Herbert Grönemeyer – Schiffsverkehr mitten in München (21.06.2011)

Veröffentlicht am 21 Jun ,2011 | von Stephie Rupprecht

Herbert Grönemeyer – Schiffsverkehr mitten in München (21.06.2011)

Die Schiffsbücher schreiben den 21.Juni 2011, keiner hat wohl mit dieser gewaltigen Welle gerechnet. Man ahnte zwar bereits, dass etwas Großes auf München zukommen sollte, doch dass es schließlich so unglaublich werden würde – damit hat wohl keiner gerechnet.
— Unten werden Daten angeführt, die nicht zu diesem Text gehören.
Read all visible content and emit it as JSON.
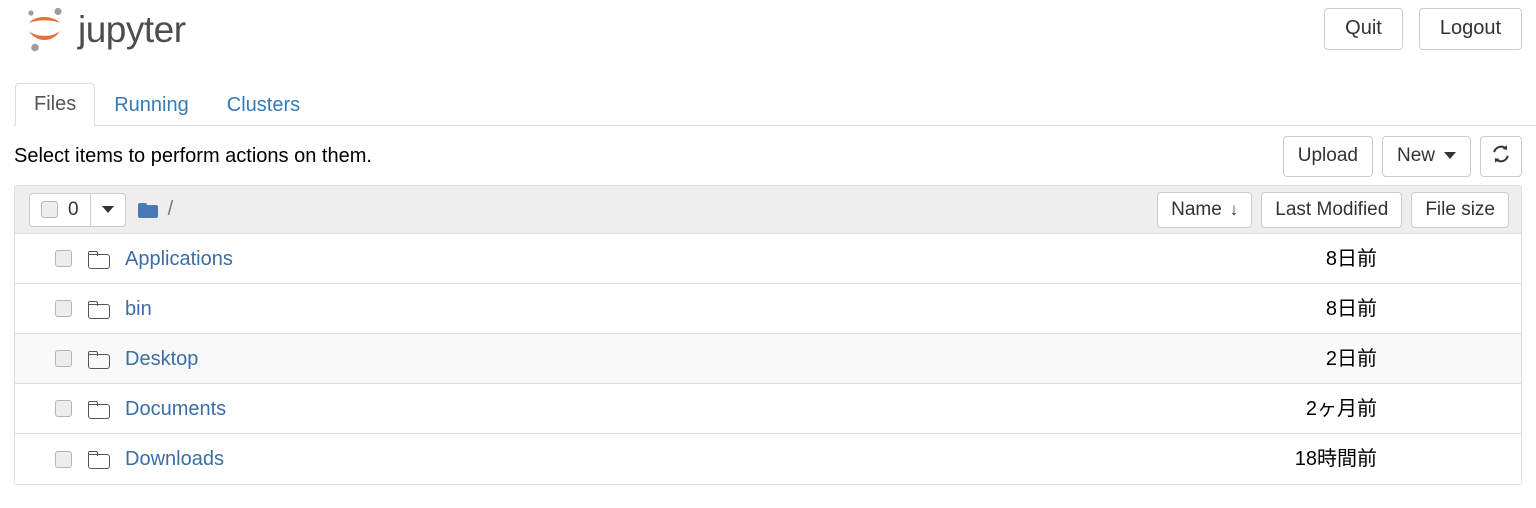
{
  "header": {
    "brand_name": "jupyter",
    "logo_icon": "jupyter-logo-icon",
    "quit_label": "Quit",
    "logout_label": "Logout"
  },
  "tabs": [
    {
      "label": "Files",
      "active": true
    },
    {
      "label": "Running",
      "active": false
    },
    {
      "label": "Clusters",
      "active": false
    }
  ],
  "action_row": {
    "hint": "Select items to perform actions on them.",
    "upload_label": "Upload",
    "new_label": "New",
    "new_caret_icon": "chevron-down-icon",
    "refresh_icon": "refresh-icon"
  },
  "list_header": {
    "selected_count": "0",
    "select_caret_icon": "chevron-down-icon",
    "breadcrumb_folder_icon": "folder-icon",
    "breadcrumb_path": "/",
    "sort_name_label": "Name",
    "sort_name_arrow": "↓",
    "sort_modified_label": "Last Modified",
    "sort_size_label": "File size"
  },
  "rows": [
    {
      "icon": "folder-icon",
      "name": "Applications",
      "modified": "8日前",
      "size": "",
      "hover": false
    },
    {
      "icon": "folder-icon",
      "name": "bin",
      "modified": "8日前",
      "size": "",
      "hover": false
    },
    {
      "icon": "folder-icon",
      "name": "Desktop",
      "modified": "2日前",
      "size": "",
      "hover": true
    },
    {
      "icon": "folder-icon",
      "name": "Documents",
      "modified": "2ヶ月前",
      "size": "",
      "hover": false
    },
    {
      "icon": "folder-icon",
      "name": "Downloads",
      "modified": "18時間前",
      "size": "",
      "hover": false
    }
  ],
  "colors": {
    "brand_orange": "#e8713a",
    "link_blue": "#3a6ea5",
    "tab_blue": "#337ab7",
    "folder_blue": "#4a7ab5",
    "border_gray": "#dddddd",
    "header_gray": "#eeeeee"
  }
}
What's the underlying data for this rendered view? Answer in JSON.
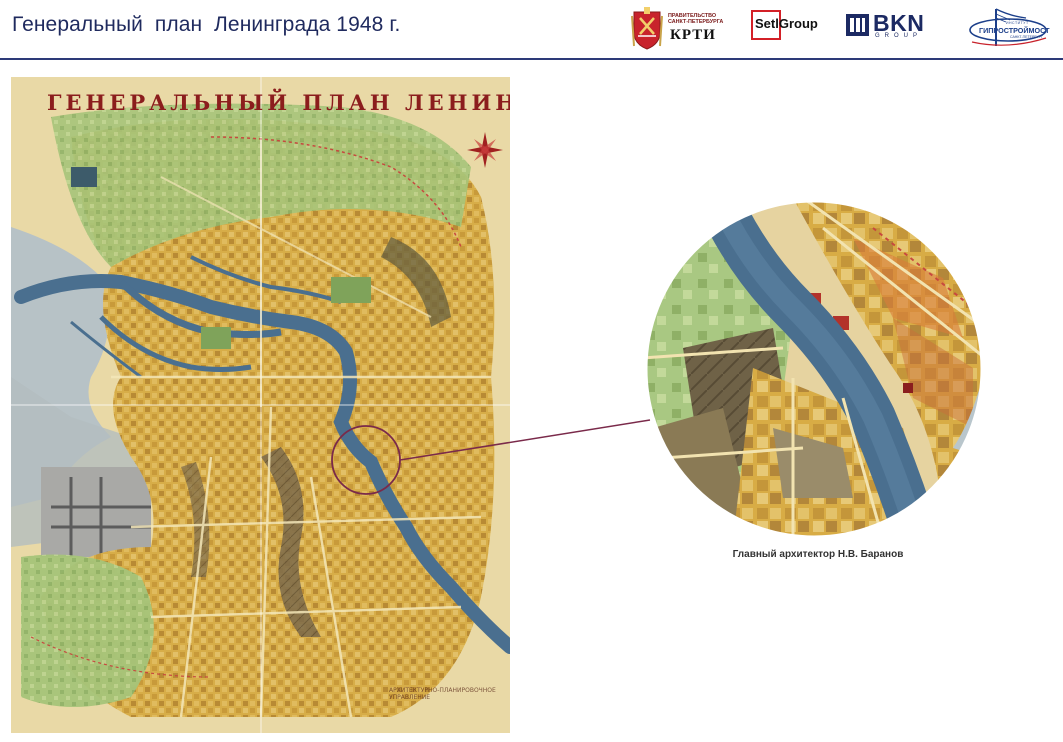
{
  "header": {
    "title": "Генеральный  план  Ленинграда 1948 г."
  },
  "logos": {
    "krti": {
      "small_text": "ПРАВИТЕЛЬСТВО САНКТ-ПЕТЕРБУРГА",
      "big_text": "КРТИ"
    },
    "setl": {
      "text": "SetlGroup"
    },
    "bkn": {
      "text": "BKN",
      "sub": "GROUP"
    },
    "gipro": {
      "small": "ИНСТИТУТ",
      "text": "ГИПРОСТРОЙМОСТ",
      "sub": "САНКТ-ПЕТЕРБУРГ"
    }
  },
  "map": {
    "title": "ГЕНЕРАЛЬНЫЙ ПЛАН ЛЕНИНГРАДА",
    "stamp_text": "АРХИТЕКТУРНО-ПЛАНИРОВОЧНОЕ УПРАВЛЕНИЕ"
  },
  "caption": {
    "text": "Главный архитектор Н.В. Баранов"
  },
  "colors": {
    "title_blue": "#1f2a5e",
    "header_rule": "#2d3a78",
    "map_title_red": "#8b1d1d",
    "river": "#4a6f8f",
    "parchment": "#e9d9a6",
    "block_yellow": "#d9b24a",
    "green_space": "#9bbf6e",
    "highlight_circle": "#7a2a4a"
  }
}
Musikalisch untermauert von William Fitzsimmons und Norman Sinn strömten nach und nach die Mengen ins Olympiastadion, wohl wissend, dass es heute Abend auf große Fahrt ging. Das Schiff war vollbesetzt mit 50.000 Leuten und um 20:29Uhr wurde mit leichter Verspätung der Anker gelichtet und die Segel – 6 gigantische Videowände – gehisst.
Bei strahlendem Sonnenschein ging die Schiffsfahrt los: Herbert Grönemeyer begrüßte seine Gäste mit Schiffshupe und er selbst wurde mit tosendem Gegenwind, mächtig viel Geschrei und Applaus begrüßt.
Es folgte eine 90minütige Schiffsfahrt durch die 13 Alben – Meere von Deutschlands populärstem Sänger.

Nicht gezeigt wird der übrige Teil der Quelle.